Either a left-back who likes to get forward — as he has started this season — or as he played for much of last season a left-midfielder who knows how to defend, Schulz gives Löw reliability and security down what has been a problematic flank, notably as a replacement for Jonas Hector, who was the only left-back-by-trade in the squad until he was forced to withdraw through injury.
"I didn't want to pile so much responsibility on him that he would be taking the whole family to England," Schulz's mother, Birgit, said after her 15-year-old son had rejected an offer from Liverpool. No need to worry now Mrs.

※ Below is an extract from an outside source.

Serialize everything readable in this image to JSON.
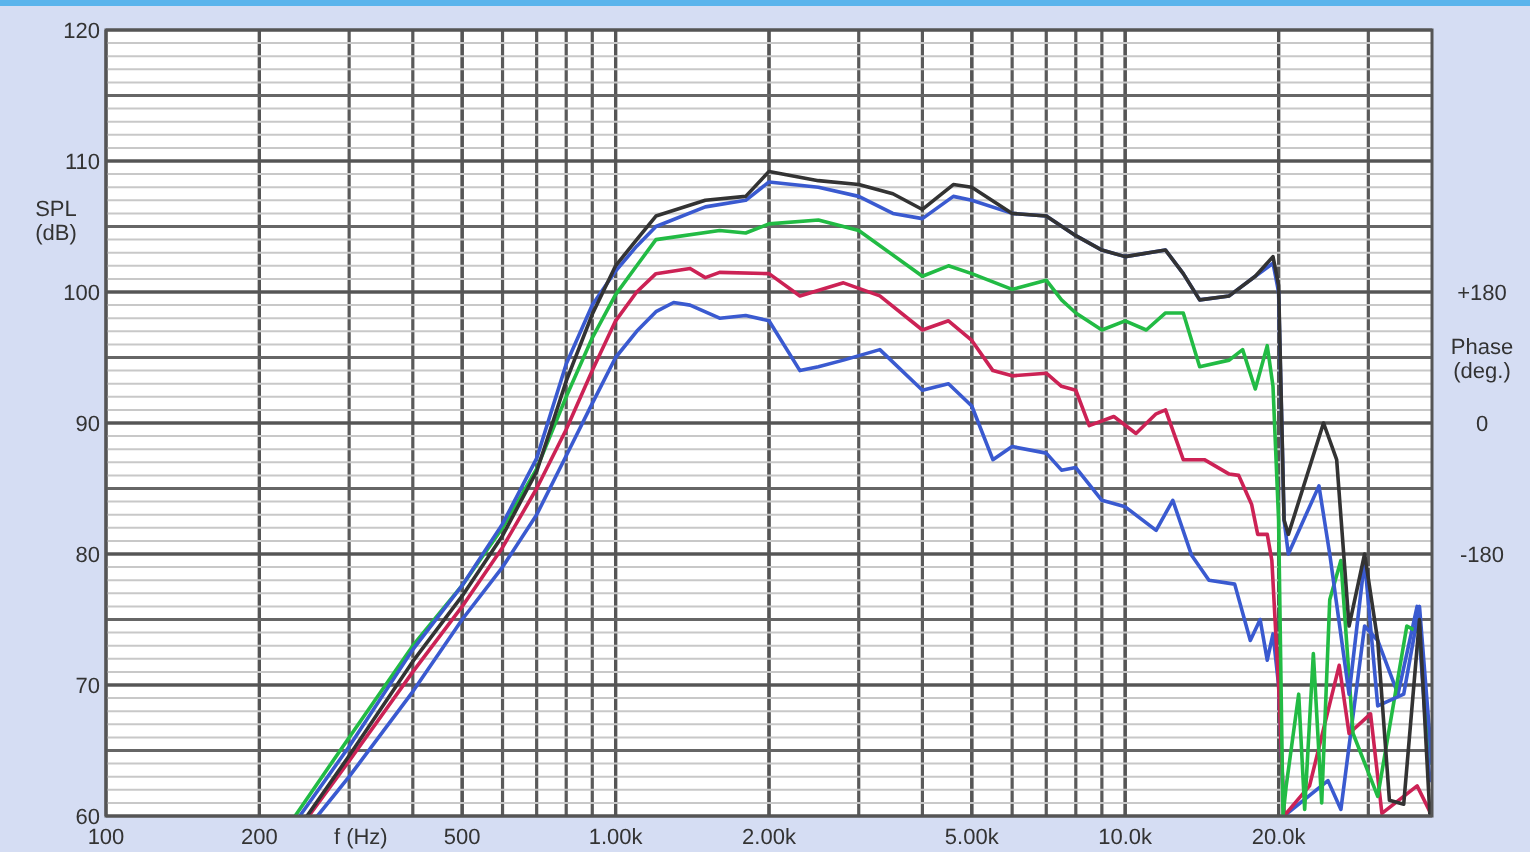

Schulz: your son is ready to carry the weight of expectation of his country.
Position: Attacking midfielder
Prior international experience: Germany U19 (8 caps, 7 goals)
Scan down the list of the Germany squad that won the Under-21 EURO in Poland just over a year ago. What? Didn't find Kai Havertz's name there? Look again…and you still won't. Why? Because he wasn't in that squad. In fact, the youngster, who only turned 19 in June, has never represented his country at a higher level than his current age. Still, with more than 50 Bundesliga games already under his belt and after being named the country's best U19 player, it is no surprise Germany boss Joachim Löw has decided Leverkusen's youngest-ever debutant is ready to jump the queue.
Watch: EVERY Kai Havertz Bundesliga goal and assist to date!
The Aachen-born teenager who put the 'P' in 'prodigy' has a game which bears more than a passing resemblance to another Leverkusen icon and former Germany midfielder, Michael Ballack: not afraid to go in where it hurts at either end of the pitch. A shade more attack-minded than Bayern Munich's Leon Goretzka, Havertz is — according to his club boss, Heiko Herrlich — "the biggest talent I have seen since Toni Kroos." Wow!
If that impresses you, then you should sit down now as his stats back up the promise of his prodigious ability: 96 per cent pass completion this season, 68 per cent of challenges won, seven goals and 15 assists in just 39 league starts at the start of what should be an immense career. "I already thought before the World Cup that such a player would be able to help and learn with the national team," said Herrlich. "But I think the national team coach knows exactly what he has to do and who he has to pick." He certainly does, Heiko, and it's Kai Havertz.
Club: Paris Saint-Germain
Position: Centre-back/defensive midfield/full-back
Prior international experience: Germany U21 (9 caps)
"He's fast, able to play in all four positions in defence, he's two-footed and can even play defensive midfield…he's a player every coach would like to have!" So said Thomas Tuchel when the ex-Mainz and Borussia Dortmund coach was asked about the summer addition to his Paris Saint-Germain squad.
High praise, but nothing new for Kehrer, who has been billed as one of German football's hottest properties for years since first showing his beyond-the-norm abilities at Stuttgart as a 12-year-old. Three years later he moved to Schalke, a year after that and he was wearing the Under-19 side's captain's armband. Aged 16. You think the step up to the national team is going to faze him? No, us neither.
His 6'1" frame gives him command in aerial situations, while his 61 per cent of challenges won in the Bundesliga last season and 83 per cent pass completion rate makes him just as effective on both sides of the ball as he is on both sides of the pitch.
Incredibly, he would be just as viable an alternative to Joshua Kimmich on the right, Hector on the left and Mats Hummels, Jerome Boateng or Niklas Süle through the middle. He's 19 months younger than Kimmich, and you thought Löw was spoilt by having someone as versatile as the Bayern man in his squad? You can bet the Germany boss will not be disagreeing with Tuchel any time soon.